Reisetaugliche Sporttourer sind sie beide. Die S 1000 XR ist auf langer Strecke jedoch noch etwas bequemer und kann mehr Gepäck wegtragen als ihre kleinere Schwester. Sie ist auch für "Adrenalin Junkies", die unbedingt mörderische Geschwindigkeit benötigen, die bessere Wahl - und sie hat die umfangreichere Ausstattung. Ihr Reihenvierzylinder ist kraftvoller als der Zweizylinder der F 900 XR. Letztlich sind sie sich jedoch ziemlich ähnlich und somit dürfte letztendlich der Geldbeutel entscheiden: Die F 900 XR gibt es ab 11.400 Euro, die S 1000 XR erst ab 16.950 Euro.

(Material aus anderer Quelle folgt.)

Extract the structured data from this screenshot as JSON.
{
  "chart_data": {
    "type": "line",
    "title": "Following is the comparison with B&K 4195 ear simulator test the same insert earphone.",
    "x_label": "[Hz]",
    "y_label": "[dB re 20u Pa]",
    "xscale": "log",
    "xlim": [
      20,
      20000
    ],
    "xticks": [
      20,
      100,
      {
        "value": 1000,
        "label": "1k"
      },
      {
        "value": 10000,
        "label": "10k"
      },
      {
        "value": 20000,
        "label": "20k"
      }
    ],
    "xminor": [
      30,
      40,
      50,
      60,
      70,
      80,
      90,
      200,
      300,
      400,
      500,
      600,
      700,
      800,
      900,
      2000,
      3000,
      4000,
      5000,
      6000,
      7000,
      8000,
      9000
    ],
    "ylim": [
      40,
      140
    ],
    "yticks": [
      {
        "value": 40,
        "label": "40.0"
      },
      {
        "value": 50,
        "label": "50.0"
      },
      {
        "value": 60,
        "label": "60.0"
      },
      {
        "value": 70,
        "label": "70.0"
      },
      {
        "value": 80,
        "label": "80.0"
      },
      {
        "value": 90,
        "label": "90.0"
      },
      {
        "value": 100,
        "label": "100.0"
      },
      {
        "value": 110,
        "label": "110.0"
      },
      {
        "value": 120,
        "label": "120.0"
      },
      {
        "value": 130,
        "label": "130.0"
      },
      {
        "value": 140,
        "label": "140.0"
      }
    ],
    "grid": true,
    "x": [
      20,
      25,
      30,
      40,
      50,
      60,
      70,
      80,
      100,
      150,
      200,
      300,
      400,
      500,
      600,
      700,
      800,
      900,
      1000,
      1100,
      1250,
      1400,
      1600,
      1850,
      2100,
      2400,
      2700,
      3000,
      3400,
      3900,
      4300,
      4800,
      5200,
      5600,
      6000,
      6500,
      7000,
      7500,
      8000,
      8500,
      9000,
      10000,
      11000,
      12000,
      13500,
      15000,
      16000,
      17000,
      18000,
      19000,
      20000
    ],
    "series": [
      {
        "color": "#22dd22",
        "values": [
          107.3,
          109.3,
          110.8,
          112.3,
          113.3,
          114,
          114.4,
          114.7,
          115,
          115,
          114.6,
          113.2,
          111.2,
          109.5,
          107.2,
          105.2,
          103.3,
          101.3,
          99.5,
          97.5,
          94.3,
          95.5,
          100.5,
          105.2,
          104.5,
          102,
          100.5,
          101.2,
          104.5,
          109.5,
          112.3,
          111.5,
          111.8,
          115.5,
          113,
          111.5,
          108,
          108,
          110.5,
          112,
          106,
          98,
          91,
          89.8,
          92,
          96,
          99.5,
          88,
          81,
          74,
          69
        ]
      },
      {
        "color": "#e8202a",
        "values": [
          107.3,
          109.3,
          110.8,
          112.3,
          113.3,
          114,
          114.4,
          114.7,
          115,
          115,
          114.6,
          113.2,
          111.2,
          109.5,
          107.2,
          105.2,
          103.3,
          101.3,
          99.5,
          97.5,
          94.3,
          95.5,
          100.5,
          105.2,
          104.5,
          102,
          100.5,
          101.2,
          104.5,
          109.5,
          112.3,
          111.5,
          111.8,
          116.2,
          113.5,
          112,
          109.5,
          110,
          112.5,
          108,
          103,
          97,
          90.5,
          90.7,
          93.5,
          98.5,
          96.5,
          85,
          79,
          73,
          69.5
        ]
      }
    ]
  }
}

Übrigens, vor dem Motorrad-Hotel in den Dolomiten sagte ein Biker, der auch mit einer S 1000 XR unterwegs war, über die F 900 XR: "Die kaufe ich meiner Frau". Wie einfach das Leben doch sein kann! Nur schade, dass keine gestandene Bikerin mit einer 1000er anwesend war und sagte: "Die F 900 XR, die kaufe ich meinem Mann".

Rainer Unruh / mid

Technische Daten BMW F 900 XR:
- Motor: Wassergekühlter 2-Zylinder-Viertaktmotor
- Getriebe: Sechsganggetriebe
- Hubraum: 895 Kubik
- Leistung: 77 kW/105 PS bei 8.500 U/min
- max. Drehmoment: 88 Nm bei 6.750 U/min
- Bremse vorne: Doppelscheibenbremse, schwimmend gelagerte Bremsscheiben,
Durchmesser 320 mm, 4-Kolben-Radialbremssattel
- Bremse hinten: Doppelscheibenbremse, schwimmend gelagerte Bremsscheiben,
Durchmesser 320 mm, 4-Kolben-Radialbremssattel
- Reifen vorne: 120/70 ZR 17
- Reifen hinten: 180/55 ZR 17
- Sitzhöhe: 825 mm (Sitzbank hoch 840 mm Sitzbank niedrig 775 mm)
- Antrieb: Endlos O-Ring-Kette mit Ruckdämpfung in der Hinterradnabe
- Tankinhalt: 15,5 Liter (3,5 Liter davon Reserve)
- Verbrauch: 4,2 l/100 km
- Trockengewicht: 219 kg
- Höchstgeschwindigkeit: 200 km/h
- Preis: ab 11.400 Euro

Technische Daten BMW S 1000 XR:
- Motor: Öl-/wassergekühlter 4-Zylinder 4-Takt-Reihenmotor
- Getriebe: Sechsganggetriebe
- Hubraum: 999 Kubikzentimeter
- Leistung: 121 kW/165 PS bei 11.000 U/min
- max. Drehmoment: 144 Nm bei 9.250 U/min
- Bremse vorne: Doppelscheibenbremse, Durchmesser 320 mm, 4-Kolben-Festsattel
- Bremse hinten: Einscheibenbremse, Durchmesser 265 mm, 2-Kolben Schwimmsattel
- Reifen vorne: 120/70 ZR 17
- Reifen hinten: 190/55 ZR 17
- Sitzhöhe: 840 mm
- Antrieb: Kettenantrieb (Kette 525)
- Tankinhalt: 20 Liter (4 Liter davon Reserve)
- Verbrauch: 6,2 l/100 km
- Trockengewicht: 226 kg
- Höchstgeschwindigkeit: 250 km/h
- Preis: ab 16.950 Euro

Dieser Artikel aus der Kategorie MOTORRAD wurde von Rainer Unruh am 30.09.2020, 09:15 Uhr veröffentlicht.